Exchange Server 2003 uses the SMTP Eventlog Sink to record events for internal SMTP service components in the application event log. An event in this sense is any significant occurrence in the system that might require administrator attention. Event logs can help you identify and diagnose the source of current system problems, or help you predict potential issues. By default, only minimum information is written to the event log. However, you can increase the amount of information using the diagnostics logging settings available in Exchange System Manager.

To reduce the amount of information written to the application event log during typical operation, Exchange Server 2003 might only log a single event hourly for events that occur multiple times per hour.

For detailed instructions about how to enable diagnostic logging, see How to Enable Diagnostics Logging for the SMTP Service in Exchange System Manager.
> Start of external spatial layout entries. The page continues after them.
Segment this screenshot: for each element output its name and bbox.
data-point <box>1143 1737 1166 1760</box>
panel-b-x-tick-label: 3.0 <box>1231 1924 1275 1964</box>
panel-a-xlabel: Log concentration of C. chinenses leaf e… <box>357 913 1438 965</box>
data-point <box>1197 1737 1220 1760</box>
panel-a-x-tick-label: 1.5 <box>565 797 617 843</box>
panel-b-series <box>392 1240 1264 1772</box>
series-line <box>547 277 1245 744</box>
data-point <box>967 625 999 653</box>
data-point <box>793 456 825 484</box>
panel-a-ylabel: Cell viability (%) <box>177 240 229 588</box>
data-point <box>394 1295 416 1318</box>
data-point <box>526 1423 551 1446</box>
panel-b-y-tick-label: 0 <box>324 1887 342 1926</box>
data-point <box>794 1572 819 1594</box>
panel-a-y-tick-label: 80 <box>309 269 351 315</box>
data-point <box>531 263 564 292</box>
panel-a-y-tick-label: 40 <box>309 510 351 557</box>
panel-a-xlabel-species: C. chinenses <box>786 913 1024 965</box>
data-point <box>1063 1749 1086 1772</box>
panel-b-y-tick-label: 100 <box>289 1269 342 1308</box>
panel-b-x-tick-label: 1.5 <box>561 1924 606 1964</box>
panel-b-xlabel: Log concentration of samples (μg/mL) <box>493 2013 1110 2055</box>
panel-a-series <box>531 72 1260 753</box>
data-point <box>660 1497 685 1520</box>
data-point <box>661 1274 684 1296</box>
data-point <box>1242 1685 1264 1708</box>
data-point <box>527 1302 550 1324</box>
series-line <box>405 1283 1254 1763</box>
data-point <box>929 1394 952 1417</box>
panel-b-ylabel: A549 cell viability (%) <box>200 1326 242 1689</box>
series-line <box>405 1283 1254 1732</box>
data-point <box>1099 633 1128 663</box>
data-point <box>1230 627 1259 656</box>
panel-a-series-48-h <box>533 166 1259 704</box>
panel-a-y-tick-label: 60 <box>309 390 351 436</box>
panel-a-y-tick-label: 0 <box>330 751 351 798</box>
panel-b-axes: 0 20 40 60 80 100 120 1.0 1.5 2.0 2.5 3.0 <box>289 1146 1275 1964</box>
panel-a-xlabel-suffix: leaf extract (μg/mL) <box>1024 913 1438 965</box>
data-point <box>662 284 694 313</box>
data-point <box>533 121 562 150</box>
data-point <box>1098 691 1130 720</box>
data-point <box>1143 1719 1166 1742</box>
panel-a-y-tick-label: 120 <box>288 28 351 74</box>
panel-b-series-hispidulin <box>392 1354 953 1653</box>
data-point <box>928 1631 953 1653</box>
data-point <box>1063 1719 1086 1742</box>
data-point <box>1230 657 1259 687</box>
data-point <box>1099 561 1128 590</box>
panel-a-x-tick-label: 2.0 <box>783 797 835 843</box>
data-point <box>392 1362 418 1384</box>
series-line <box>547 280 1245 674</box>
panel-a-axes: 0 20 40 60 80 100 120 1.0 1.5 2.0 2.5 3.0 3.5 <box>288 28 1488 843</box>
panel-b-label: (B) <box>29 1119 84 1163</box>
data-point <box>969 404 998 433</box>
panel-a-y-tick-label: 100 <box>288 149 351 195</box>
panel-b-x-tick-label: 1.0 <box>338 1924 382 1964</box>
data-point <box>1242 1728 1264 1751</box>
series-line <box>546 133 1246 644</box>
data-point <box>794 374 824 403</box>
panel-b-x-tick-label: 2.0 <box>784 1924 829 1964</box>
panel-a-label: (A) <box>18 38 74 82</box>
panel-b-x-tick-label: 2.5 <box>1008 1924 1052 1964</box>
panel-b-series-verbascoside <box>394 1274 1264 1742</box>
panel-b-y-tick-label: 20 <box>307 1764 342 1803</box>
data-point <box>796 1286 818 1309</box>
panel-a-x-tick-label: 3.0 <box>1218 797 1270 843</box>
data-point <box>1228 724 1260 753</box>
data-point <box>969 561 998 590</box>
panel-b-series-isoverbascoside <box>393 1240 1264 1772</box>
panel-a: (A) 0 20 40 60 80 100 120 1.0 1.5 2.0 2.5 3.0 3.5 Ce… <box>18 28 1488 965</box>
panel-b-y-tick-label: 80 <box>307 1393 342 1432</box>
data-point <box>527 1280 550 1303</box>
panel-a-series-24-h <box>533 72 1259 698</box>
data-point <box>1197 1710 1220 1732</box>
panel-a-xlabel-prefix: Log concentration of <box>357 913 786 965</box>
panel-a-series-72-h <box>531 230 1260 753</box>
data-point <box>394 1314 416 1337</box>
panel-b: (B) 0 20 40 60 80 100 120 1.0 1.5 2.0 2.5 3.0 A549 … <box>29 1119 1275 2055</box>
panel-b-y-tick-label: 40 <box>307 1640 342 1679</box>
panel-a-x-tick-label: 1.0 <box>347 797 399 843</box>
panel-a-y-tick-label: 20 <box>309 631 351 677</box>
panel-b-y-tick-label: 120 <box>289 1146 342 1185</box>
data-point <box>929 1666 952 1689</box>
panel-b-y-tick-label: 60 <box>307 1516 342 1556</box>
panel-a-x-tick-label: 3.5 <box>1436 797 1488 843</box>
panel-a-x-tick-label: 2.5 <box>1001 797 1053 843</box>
Logging levels control the amount of data logged in Application Log. The more events logged, the more transport-related events you can view in the application event log, and the better your chance of determining the cause of the message flow issue. To acquire the most detailed information about the SMTP service, you can set the diagnostics logging level for the internal SMTP service components to Field Engineering to enable the logging of trace level events. Field Engineering is not exposed in Exchange System Manager and can only be set using Registry Editor.

For detailed instructions about how to set the diagnostics logging level for MSExchangeTransport categories to Field Engineering, see How to Set the Diagnostics Logging Level for MSExchangeTransport Categories to Field Engineering.

For more information about Field Engineering logging, see Microsoft Knowledge Base article 262308, "XCON: How to Generate Application Log Events for Non-Delivery Report Failures."

Message tracking is a feature that you can use to track messages across an Exchange organization. You can track all types of messages, including system messages and regular e-mail messages that are going to or coming from a non-Exchange messaging system. An example of system messages are public folder replication messages that the Exchange stores on multiple servers exchange with each other to keep public folder instances on separate servers synchronized. You can use Message Tracking Center to locate messages that failed to arrive in your users' mailboxes, such as messages that are stuck in a connector's message queue.

By default, message tracking is not enabled. You must enable this feature on each server for which you want to track messages. When enabled, Exchange Server 2003 uses MsgTrackLog Sink in the SMTP service to add tracking information about messages routed through the server to the message tracking logs. To enable message tracking for multiple servers, you can use a server policy.

For detailed instructions about how to enable message tracking, see How to Enable Message Tracking in Exchange System Manager. You can also configure how Exchange Server 2003 maintains message tracking log files. For example, you can prevent the removal of log files or modify the length of time the log files are kept. The default period that tracking logs are kept is seven days. For more information about how to use message tracking, see Microsoft Knowledge Base article 262162, "XADM: Using the Message Tracking Center to Track a Message."

Message tracking logs can grow quickly on bridgehead servers that process many inbound and outbound messages. Make sure that you have adequate disk space for tracking log files.